How we Used Gemini
CutPilot uses Google Gemini 2.5 Flash as the planning brain that converts a user’s plain-language editing request into a structured JSON edit plan the app can execute. The main feature used is Gemini’s text generation (generateContent), but it’s guided with strong prompting so the response is JSON-only and matches a fixed schema (operations, timestamps, parameters, status). CutPilot sends Gemini the editing context—video duration, selected timestamp range, chosen effects, available meme/SFX assets, and the user’s instruction—so Gemini can produce time-accurate, intent-aware suggestions (for example “make it viral” → captions, tighter pacing, punch-ins, color boost). Gemini also helps interpret human time formats like “0:45” or “the first 20 seconds,” while CutPilot enforces safety rules such as clamping times to the video length and limiting operation count. Finally, Gemini’s output is cleaned with safe JSON extraction and validated with Zod before anything reaches the renderer, ensuring only valid, executable operations are accepted.
Inspiration
We were inspired by the tedious nature of video editing—hours spent trimming clips, adjusting transitions, and syncing audio. We imagined a world where creators could simply describe what they wanted and let AI handle the technical execution, democratizing professional-quality video production for everyone from YouTubers to educators.
What it does
CutPilot transforms video editing through natural language prompts. Users can upload raw footage and give commands like "remove all the ums and pauses," "add upbeat background music during the introduction," or "create a 30-second highlight reel of the best moments." The AI analyzes the video, understands the intent, and executes edits automatically—cutting, trimming, adding effects, and adjusting timing without manual timeline manipulation.
How we built it
We built CutPilot using a combination of Python-based video processing libraries (FFmpeg, MoviePy), natural language processing models to parse editing instructions, and computer vision algorithms to analyze video content. The backend uses Claude's API to interpret complex editing prompts and translate them into precise editing commands. We created a React-based frontend that provides a simple upload interface and real-time preview of AI-suggested edits before final rendering.
Challenges we ran into
The biggest challenge was mapping ambiguous creative language to specific technical operations—"make this more energetic" could mean dozens of different edits. We also struggled with processing speed for longer videos and ensuring frame-accurate cuts. Understanding context across an entire video (not just individual frames) proved computationally intensive, and we had to optimize our models extensively to keep processing times reasonable.

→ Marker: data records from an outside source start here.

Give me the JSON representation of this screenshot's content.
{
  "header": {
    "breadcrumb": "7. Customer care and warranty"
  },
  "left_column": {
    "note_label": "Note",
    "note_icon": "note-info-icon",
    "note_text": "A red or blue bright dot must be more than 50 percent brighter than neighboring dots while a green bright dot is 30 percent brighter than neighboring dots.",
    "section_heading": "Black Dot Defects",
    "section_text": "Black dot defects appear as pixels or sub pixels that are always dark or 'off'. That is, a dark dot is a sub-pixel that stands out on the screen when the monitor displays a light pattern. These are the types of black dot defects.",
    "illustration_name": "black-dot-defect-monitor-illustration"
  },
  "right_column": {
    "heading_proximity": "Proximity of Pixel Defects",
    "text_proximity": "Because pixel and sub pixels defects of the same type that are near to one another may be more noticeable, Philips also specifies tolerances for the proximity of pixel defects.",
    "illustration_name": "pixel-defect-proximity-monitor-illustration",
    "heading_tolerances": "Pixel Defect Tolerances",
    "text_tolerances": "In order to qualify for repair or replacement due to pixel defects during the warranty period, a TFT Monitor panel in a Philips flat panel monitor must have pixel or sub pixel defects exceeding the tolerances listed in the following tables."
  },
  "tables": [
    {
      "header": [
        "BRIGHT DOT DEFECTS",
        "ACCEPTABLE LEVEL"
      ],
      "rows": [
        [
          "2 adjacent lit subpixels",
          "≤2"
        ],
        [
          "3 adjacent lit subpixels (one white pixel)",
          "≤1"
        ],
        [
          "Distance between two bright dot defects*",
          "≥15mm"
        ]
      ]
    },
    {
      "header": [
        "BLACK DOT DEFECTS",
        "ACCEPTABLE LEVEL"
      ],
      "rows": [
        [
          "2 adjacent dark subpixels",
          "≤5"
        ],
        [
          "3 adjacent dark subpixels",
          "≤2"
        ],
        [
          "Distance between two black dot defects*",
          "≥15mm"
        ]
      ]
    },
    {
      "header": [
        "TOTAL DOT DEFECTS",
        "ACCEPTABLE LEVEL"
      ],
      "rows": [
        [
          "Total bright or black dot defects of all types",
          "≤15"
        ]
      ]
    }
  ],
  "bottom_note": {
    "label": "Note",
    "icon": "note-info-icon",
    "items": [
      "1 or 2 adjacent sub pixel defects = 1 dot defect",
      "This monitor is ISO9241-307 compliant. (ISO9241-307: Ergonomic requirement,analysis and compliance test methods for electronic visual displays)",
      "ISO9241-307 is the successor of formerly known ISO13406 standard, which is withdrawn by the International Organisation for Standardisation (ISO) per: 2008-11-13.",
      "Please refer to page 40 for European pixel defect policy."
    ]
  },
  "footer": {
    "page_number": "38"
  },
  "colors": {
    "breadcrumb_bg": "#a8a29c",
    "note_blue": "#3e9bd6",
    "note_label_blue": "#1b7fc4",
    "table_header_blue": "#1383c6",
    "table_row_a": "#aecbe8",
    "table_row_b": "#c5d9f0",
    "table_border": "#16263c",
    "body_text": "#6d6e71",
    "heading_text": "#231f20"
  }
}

Accomplishments that we're proud of
We're proud of achieving genuinely useful results from conversational prompts—our beta testers were able to complete editing tasks in minutes that previously took hours. We successfully implemented scene detection that understands pacing and emotional tone, and our audio cleanup feature removes filler words with impressive accuracy while maintaining natural speech rhythm.
What we learned
We learned that video editing is as much about artistic intent as technical precision, and that teaching AI to understand creative vision requires extensive training on diverse editing styles. We also discovered the importance of giving users control—full automation isn't always desired, so we built in approval steps. Performance optimization for video processing taught us valuable lessons about efficient data handling and pipeline architecture.
What's next for CutPilot
Next, we're implementing multi-modal understanding so the AI can edit based on visual content and dialogue together (e.g., "cut to closeups whenever someone laughs"). We're building a collaborative feature where multiple users can give editing prompts on the same project, and exploring real-time editing for live streams. Long-term, we envision CutPilot becoming a complete post-production suite with color grading, motion graphics, and even AI-generated B-roll suggestions.